The three surviving children of the late Roberta and Howard Tobin met representatives from Congregation Poale Zedeck in Orphan’s Court on Monday at a hearing to determine if their father’s remains could be exhumed from Poale Zedeck’s cemetery and transferred to the Star of David section of Homewood Cemetery.
Poale Zedeck has refused to allow the Tobins to transfer Howard Tobin’s remains, saying such a re-interment would violate Jewish law. Howard Tobin has been buried at Poale Zedeck’s cemetery in Richland Township since 1965.
Son Bruce Tobin, daughter Shelly Frankel and daughter Nancy Gottlieb all testified before Judge Lawrence O’Toole that their mother’s last wish was to have Howard’s remains moved to Homewood Cemetery, and that since they were neither Orthodox Jews, nor members of Poale Zedeck, they should not be bound by the decision of Poale Zedeck’s rabbi, Ari Goldberg, to refuse exhumation.
“The Tobin family’s relationship to Poale Zedeck is so marginal that they never consented to be bound by the rules of the cemetery,” argued John Eddy, the Tobins’ attorney.
“There is no nexus between these rules and my clients,” Eddy continued. “The only reason Howard Tobin is interred there is because his widow was in shock, and his brothers buried him there.”
In fact, Bruce Tobin testified, the family’s connection to the Orthodox synagogue had been limited to High Holiday service attendance twice a year, and his own bar mitzva. Following Howard Tobin’s death in 1965, the family began going to Temple Sinai for the High Holidays, rather than Poale Zedeck.
“I admire and respect the Orthodox Jewish people, and their diligence to honor and fulfill their religious beliefs,” Frankel commented after the hearing. “We are proud to be Jewish, we just don’t adhere to the rules and laws as strictly as they do.”
When Howard Tobin died, leaving no instructions for burial, his younger brother arranged for interment at Poale Zedeck Cemetery, in Richland Township, because their father was a member of that congregation.
Tobin’s son, Steven, who died suddenly in 2008, was buried in the Star of David section of Homewood Cemetery, because the trek to Richland Township to visit Howard’s grave had become too much for Roberta, and it would be easier for her to visit Steven’s grave if it were in Homewood. Because Steven was not married and had no children, it was Roberta’s wish to be buried next to her son, when the time came, so that he would not be alone, and to have Howard’s remains relocated to Homewood as well, keeping the family
Roberta died on Jan. 23, and was buried next to Steven at Homewood Cemetery.

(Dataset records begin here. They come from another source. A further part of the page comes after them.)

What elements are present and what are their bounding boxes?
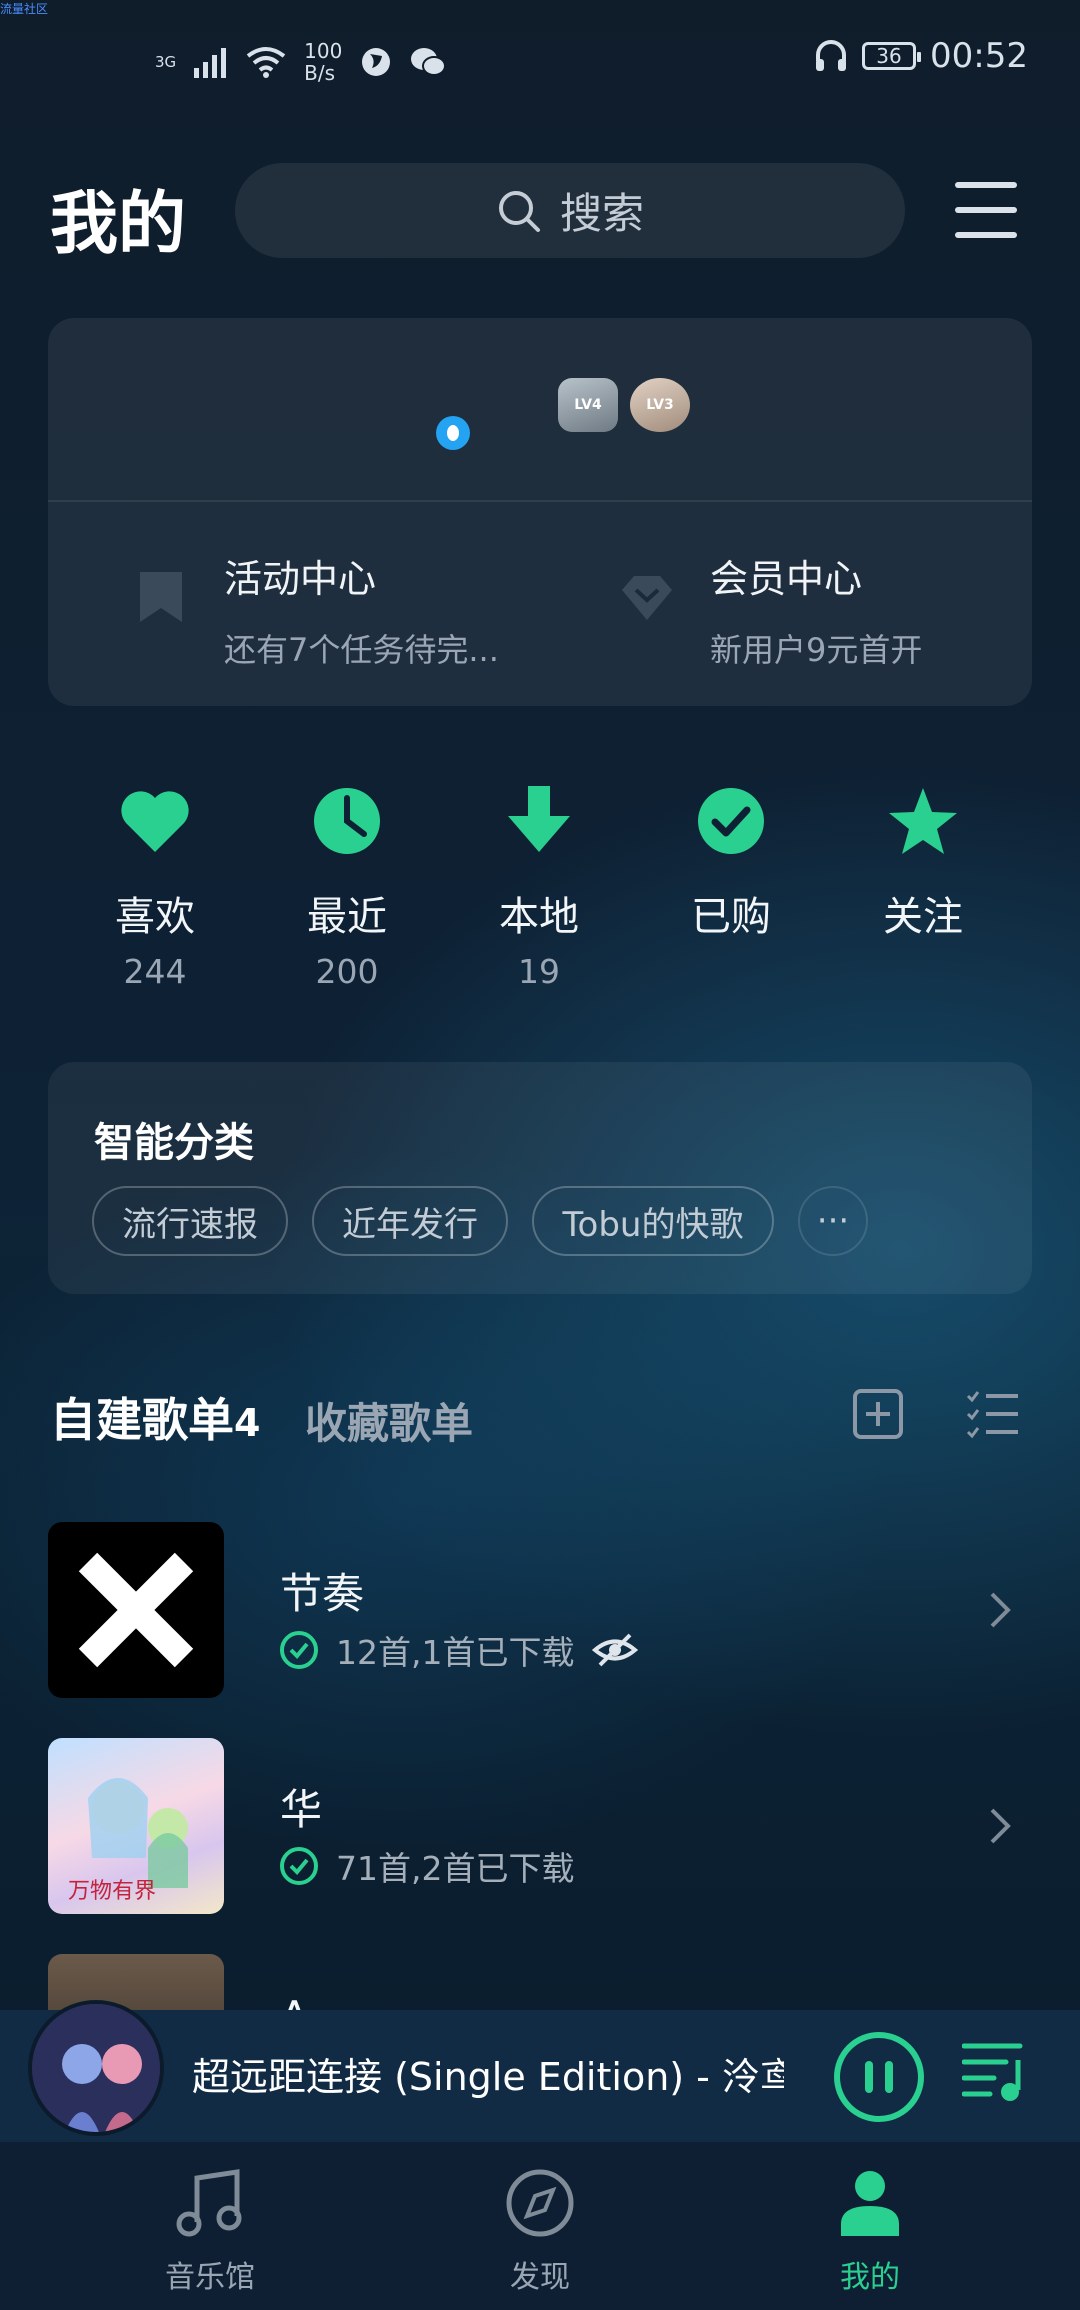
playlist-name: 华 (280, 1785, 323, 1834)
pause-icon-bar (885, 2061, 893, 2093)
menu-icon-bar (955, 182, 1017, 188)
clock: 00:52 (930, 36, 1028, 76)
now-playing-cover[interactable] (28, 2000, 164, 2136)
playlist-cover (48, 1522, 224, 1698)
playlist-row[interactable]: 节奏 12首,1首已下载 (48, 1522, 1032, 1702)
playlist-queue-icon[interactable] (962, 2040, 1028, 2102)
smart-category-title: 智能分类 (94, 1120, 254, 1166)
now-playing-title: 超远距连接 (Single Edition) - 泠鸢y (192, 2055, 784, 2099)
star-icon (889, 788, 957, 854)
quick-recent[interactable]: 最近 200 (252, 786, 442, 991)
nav-discover[interactable]: 发现 (440, 2168, 640, 2296)
compass-icon (506, 2169, 574, 2237)
search-placeholder: 搜索 (559, 189, 644, 238)
activity-center-title: 活动中心 (224, 557, 377, 601)
music-note-icon (176, 2169, 242, 2237)
page-title: 我的 (50, 185, 187, 264)
playlist-cover (48, 1954, 224, 2010)
watermark: 流量社区 (0, 2, 49, 16)
add-playlist-icon[interactable] (852, 1388, 904, 1440)
signal-icon (194, 48, 227, 78)
clock-icon (314, 788, 380, 854)
headphones-icon (816, 40, 847, 71)
level-badge-lv3[interactable]: LV3 (630, 378, 690, 432)
downloaded-check-icon (280, 1847, 318, 1885)
chip-trending[interactable]: 流行速报 (92, 1186, 288, 1256)
activity-center-subtitle: 还有7个任务待完... (224, 631, 499, 669)
anime-cover-art: 万物有界 (68, 1778, 188, 1904)
menu-icon-bar (955, 207, 1017, 213)
smart-category-card (48, 1062, 1032, 1294)
person-icon (841, 2171, 899, 2236)
playlist-name: 节奏 (280, 1569, 365, 1618)
eye-off-icon (592, 1633, 639, 1667)
vip-center-button[interactable]: 会员中心 新用户9元首开 (620, 548, 922, 671)
network-type: 3G (155, 53, 177, 71)
diamond-icon (622, 576, 672, 620)
search-icon (498, 190, 540, 232)
wechat-icon (411, 48, 447, 76)
search-bar[interactable]: 搜索 (235, 163, 905, 258)
quick-purchased[interactable]: 已购 (636, 786, 826, 952)
nav-mine[interactable]: 我的 (770, 2168, 970, 2296)
vip-center-subtitle: 新用户9元首开 (710, 631, 923, 669)
check-circle-icon (698, 788, 764, 854)
browser-icon (362, 48, 391, 76)
level-badge-lv4[interactable]: LV4 (558, 378, 618, 432)
chevron-right-icon (990, 1592, 1011, 1628)
tab-created-playlists[interactable]: 自建歌单4 (50, 1384, 260, 1450)
x-logo-icon (78, 1552, 194, 1668)
manage-list-icon[interactable] (966, 1388, 1020, 1440)
playlist-cover: 万物有界 (48, 1738, 224, 1914)
battery-indicator: 36 (862, 42, 922, 70)
cover-calligraphy: 万物有界 (68, 1879, 156, 1904)
heart-icon (121, 791, 189, 852)
downloaded-check-icon (280, 1631, 318, 1669)
playlist-meta: 12首,1首已下载 (280, 1626, 639, 1674)
chip-tobu-fast[interactable]: Tobu的快歌 (532, 1186, 774, 1256)
quick-following[interactable]: 关注 (828, 786, 1018, 952)
pause-icon-bar (865, 2061, 873, 2093)
vip-center-title: 会员中心 (710, 557, 863, 601)
menu-icon-bar (955, 232, 1017, 238)
status-bar: 3G 100 B/s 36 00:52 (0, 30, 1080, 94)
menu-button[interactable] (955, 182, 1017, 238)
pause-button[interactable] (834, 2032, 924, 2122)
playlist-meta: 71首,2首已下载 (280, 1842, 574, 1890)
activity-center-button[interactable]: 活动中心 还有7个任务待完... (134, 548, 499, 671)
nav-music-hall[interactable]: 音乐馆 (110, 2168, 310, 2296)
chip-more[interactable]: ··· (798, 1186, 868, 1256)
qq-badge-icon (436, 416, 470, 450)
quick-local[interactable]: 本地 19 (444, 786, 634, 991)
bookmark-icon (140, 572, 182, 622)
quick-favorites[interactable]: 喜欢 244 (60, 786, 250, 991)
card-divider (48, 500, 1032, 502)
chip-recent-release[interactable]: 近年发行 (312, 1186, 508, 1256)
net-speed: 100 B/s (304, 39, 343, 85)
tab-collected-playlists[interactable]: 收藏歌单 (305, 1390, 473, 1451)
download-icon (508, 786, 570, 852)
chevron-right-icon (990, 1808, 1011, 1844)
wifi-icon (246, 47, 286, 78)
playlist-row[interactable]: 万物有界 华 71首,2首已下载 (48, 1738, 1032, 1918)
playlist-name: A (280, 1992, 309, 2010)
playlist-row[interactable]: A (48, 1954, 1032, 2010)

Regardless of the Tobins’ relationship to the synagogue, the attorney for Poale Zedeck, Joel Pfeffer, argued the court must acquiesce to the decision of a cemetery owner when exhumation is a matter of religious law.
“The party that maintains the cemetery has a strong interest [in the remains of the deceased] when it is a matter of ecclesiastical and doctrinal law,” Pfeffer said.
Although there are exceptions to the prohibition against disturbing a deceased’s remains, “it would not be permissible in this case,” Goldberg testified. He said he made his decision after consulting the Shulhan Aruch — the code of Jewish law — as well as Rabbis Shimon Silver, of Young Israel of Greater Pittsburgh, and Emanuel Gettinger, “a Jewish authority recognized worldwide.”
“The code of Jewish law says a body is not to be removed after it is buried except in a few circumstances,” Goldberg told the court. He identified those circumstances as: 1) to move the remains to Israel; 2) if the cemetery in which the body is buried has deteriorated or has been destroyed; or 3) to move the body to “an ancestral family plot.”
Because Howard Tobin’s parents, as well as some of his siblings, are buried at Poale Zedeck, Goldberg identified that cemetery — not Homewood — as the “ancestral plot” for the Tobin family.
Under cross-examination, Goldberg admitted that, on April 16, Pfeffer sent a letter to the Tobins, telling them that Poale Zedeck’s cemetery had room to accommodate Steven and Roberta if the Tobins wanted to consider moving those bodies to be with Howard.
“So, under Jewish law, it would be OK to move two bodies to your place, but not one body to another place?” Eddy asked Goldberg.
“It would be a possibility,” Goldberg replied.
O’Toole will rule on the case after it receives additional briefing from the Tobins’ attorney.
“I hope that Judge O’Toole rules in our favor,” Frankel said, “but, if not, we will be content with knowing that we tried our best, and know that our mother would be proud of us for our efforts.”
If the judge rules in favor of Poale Zedeck, the Tobins say they will not appeal the decision. The congregation has not decided how it will proceed if O’Toole rules against it, Pfeffer said.